Top-Gewinn, Top-Gehalt und die Maßfrage

Industriepfarrer Schladebusch äußert Verständnis für hohe Bezüge der VW-Manager. Ex-Bundestagspräsident Thierse nennt sie mit Blick auf den Dieselskandal und die Folgen unanständig

Wolfsburg/Hannover –  Der Wolfsburger Industriepfarrer Peer-Detlev Schladebusch hat dazu aufgefordert, in der Diskussion über Managergehälter und Boni bei Volkswagen ein rechtes Maß anzulegen und beiden Seiten gerecht zu werden. „Jedem ist ein gutes Gehalt zu gönnen“, sagte der evangelische Pastor für Führungskräfte in der Wirtschaft. „Da sind mir die Stellen vor dem Komma völlig egal.“ Von einer „echten, verantwortungsbewussten Führungskraft“ erwarte er aber, dass sie nicht nur im ökonomischen, sondern auch im sozialen und zwischenmenschlichen Bereich erkennbar Maßstäbe und Zeichen setze.

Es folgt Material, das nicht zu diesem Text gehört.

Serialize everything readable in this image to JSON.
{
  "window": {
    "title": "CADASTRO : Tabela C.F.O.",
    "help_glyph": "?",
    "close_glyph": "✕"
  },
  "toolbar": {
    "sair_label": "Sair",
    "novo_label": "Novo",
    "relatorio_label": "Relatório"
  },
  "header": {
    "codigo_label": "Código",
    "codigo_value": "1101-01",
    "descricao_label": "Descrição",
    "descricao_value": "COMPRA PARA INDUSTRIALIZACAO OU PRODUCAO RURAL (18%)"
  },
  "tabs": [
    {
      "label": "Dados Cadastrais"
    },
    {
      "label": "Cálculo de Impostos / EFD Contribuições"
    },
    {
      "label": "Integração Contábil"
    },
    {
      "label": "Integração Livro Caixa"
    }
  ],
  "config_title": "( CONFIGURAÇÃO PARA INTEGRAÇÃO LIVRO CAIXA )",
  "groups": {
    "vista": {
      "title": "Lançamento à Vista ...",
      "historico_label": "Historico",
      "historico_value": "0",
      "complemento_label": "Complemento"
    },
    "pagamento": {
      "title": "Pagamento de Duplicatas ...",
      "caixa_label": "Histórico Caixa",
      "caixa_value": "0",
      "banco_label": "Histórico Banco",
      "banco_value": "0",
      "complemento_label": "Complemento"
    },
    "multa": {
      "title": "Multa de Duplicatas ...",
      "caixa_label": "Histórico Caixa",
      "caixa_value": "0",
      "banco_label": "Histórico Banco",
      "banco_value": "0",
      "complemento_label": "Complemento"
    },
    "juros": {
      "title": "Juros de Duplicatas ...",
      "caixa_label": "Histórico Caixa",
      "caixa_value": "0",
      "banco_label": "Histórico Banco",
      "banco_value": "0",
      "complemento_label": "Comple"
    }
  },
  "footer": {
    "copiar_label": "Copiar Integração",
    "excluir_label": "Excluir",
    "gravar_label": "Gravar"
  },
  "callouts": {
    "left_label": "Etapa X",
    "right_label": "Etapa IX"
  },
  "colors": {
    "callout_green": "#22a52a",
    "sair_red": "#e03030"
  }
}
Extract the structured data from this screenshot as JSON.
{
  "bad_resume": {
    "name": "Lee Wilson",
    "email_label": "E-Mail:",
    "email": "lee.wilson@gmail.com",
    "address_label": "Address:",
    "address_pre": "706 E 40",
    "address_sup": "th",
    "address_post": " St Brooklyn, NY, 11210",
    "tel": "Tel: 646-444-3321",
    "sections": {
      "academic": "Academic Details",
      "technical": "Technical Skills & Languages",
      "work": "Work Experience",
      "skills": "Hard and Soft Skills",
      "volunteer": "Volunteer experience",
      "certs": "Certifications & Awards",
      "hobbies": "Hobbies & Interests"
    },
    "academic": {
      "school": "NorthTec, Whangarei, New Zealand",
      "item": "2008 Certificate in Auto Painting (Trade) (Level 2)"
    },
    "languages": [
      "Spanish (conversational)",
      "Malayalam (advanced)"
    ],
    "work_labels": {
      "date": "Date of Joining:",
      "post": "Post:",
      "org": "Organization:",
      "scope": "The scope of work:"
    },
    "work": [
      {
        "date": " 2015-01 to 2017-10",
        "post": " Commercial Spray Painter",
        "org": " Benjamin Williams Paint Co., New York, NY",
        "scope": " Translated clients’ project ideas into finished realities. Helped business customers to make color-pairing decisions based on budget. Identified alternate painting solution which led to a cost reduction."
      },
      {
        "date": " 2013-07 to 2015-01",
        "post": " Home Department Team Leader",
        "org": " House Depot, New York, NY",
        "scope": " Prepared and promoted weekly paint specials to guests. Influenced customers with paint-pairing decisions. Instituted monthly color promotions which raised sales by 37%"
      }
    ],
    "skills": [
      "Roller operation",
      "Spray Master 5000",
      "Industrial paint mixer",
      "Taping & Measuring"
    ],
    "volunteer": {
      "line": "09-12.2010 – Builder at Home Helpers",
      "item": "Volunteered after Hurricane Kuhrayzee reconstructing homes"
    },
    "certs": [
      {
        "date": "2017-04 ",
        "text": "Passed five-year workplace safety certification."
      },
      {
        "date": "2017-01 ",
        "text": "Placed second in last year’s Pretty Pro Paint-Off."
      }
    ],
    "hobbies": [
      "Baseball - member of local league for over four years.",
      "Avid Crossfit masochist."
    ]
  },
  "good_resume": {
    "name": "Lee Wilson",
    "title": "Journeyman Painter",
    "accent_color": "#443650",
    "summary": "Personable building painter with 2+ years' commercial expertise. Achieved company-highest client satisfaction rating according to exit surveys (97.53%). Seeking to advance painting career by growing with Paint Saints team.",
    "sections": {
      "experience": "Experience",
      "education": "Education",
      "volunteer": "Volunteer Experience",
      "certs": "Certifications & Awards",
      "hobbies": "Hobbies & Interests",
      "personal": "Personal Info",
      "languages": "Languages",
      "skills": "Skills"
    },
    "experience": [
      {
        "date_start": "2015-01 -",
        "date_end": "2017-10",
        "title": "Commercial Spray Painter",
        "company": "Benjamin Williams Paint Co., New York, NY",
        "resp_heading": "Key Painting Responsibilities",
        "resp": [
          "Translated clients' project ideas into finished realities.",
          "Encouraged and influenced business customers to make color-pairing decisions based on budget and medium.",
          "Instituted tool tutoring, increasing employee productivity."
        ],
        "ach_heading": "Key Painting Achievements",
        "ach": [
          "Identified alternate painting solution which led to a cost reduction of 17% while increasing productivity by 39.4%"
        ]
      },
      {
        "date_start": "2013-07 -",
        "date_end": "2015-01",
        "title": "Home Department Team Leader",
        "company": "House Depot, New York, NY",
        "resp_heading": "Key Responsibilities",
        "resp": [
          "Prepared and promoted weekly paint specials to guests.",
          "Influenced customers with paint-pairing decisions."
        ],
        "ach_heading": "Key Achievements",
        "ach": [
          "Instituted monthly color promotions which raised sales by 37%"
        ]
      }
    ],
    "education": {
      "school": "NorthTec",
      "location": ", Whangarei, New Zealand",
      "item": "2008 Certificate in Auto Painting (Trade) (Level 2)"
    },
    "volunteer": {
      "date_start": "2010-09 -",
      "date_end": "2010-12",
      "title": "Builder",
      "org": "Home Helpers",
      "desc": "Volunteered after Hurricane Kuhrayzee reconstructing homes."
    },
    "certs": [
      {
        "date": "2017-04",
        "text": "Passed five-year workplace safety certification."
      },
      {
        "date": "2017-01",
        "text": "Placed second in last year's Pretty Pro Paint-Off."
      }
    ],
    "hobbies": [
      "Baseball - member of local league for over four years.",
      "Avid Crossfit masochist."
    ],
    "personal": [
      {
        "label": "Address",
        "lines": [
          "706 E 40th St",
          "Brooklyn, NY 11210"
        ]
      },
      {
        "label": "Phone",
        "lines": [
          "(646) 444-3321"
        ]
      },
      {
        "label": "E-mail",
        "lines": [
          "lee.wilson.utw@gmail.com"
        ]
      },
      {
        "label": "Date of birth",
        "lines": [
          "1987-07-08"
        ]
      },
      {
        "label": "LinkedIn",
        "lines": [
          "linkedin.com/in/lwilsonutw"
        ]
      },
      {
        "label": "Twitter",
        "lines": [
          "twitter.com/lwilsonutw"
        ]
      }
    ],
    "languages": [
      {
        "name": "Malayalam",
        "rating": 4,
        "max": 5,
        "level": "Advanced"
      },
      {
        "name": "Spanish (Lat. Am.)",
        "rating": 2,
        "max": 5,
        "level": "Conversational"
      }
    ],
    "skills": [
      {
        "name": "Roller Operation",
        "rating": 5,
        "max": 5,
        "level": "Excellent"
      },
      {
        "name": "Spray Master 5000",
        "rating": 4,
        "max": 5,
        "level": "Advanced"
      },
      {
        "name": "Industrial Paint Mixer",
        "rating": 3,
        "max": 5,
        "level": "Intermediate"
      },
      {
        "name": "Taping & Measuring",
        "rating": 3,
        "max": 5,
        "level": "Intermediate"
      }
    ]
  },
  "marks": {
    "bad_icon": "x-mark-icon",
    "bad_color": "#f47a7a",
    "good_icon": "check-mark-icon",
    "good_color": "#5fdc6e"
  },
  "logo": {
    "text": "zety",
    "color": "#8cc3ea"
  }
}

Gut bezahlte Manager könnten freiwillig auf nennenswerte Summen verzichten oder besser noch für soziale Projekte spenden, sagte Schladebusch. Nach christlichem Maßstab gelte: „Wem viel anvertraut ist, von dem wird man umso mehr fordern.“ So stehe es schon im Lukas­evangelium in der Bibel.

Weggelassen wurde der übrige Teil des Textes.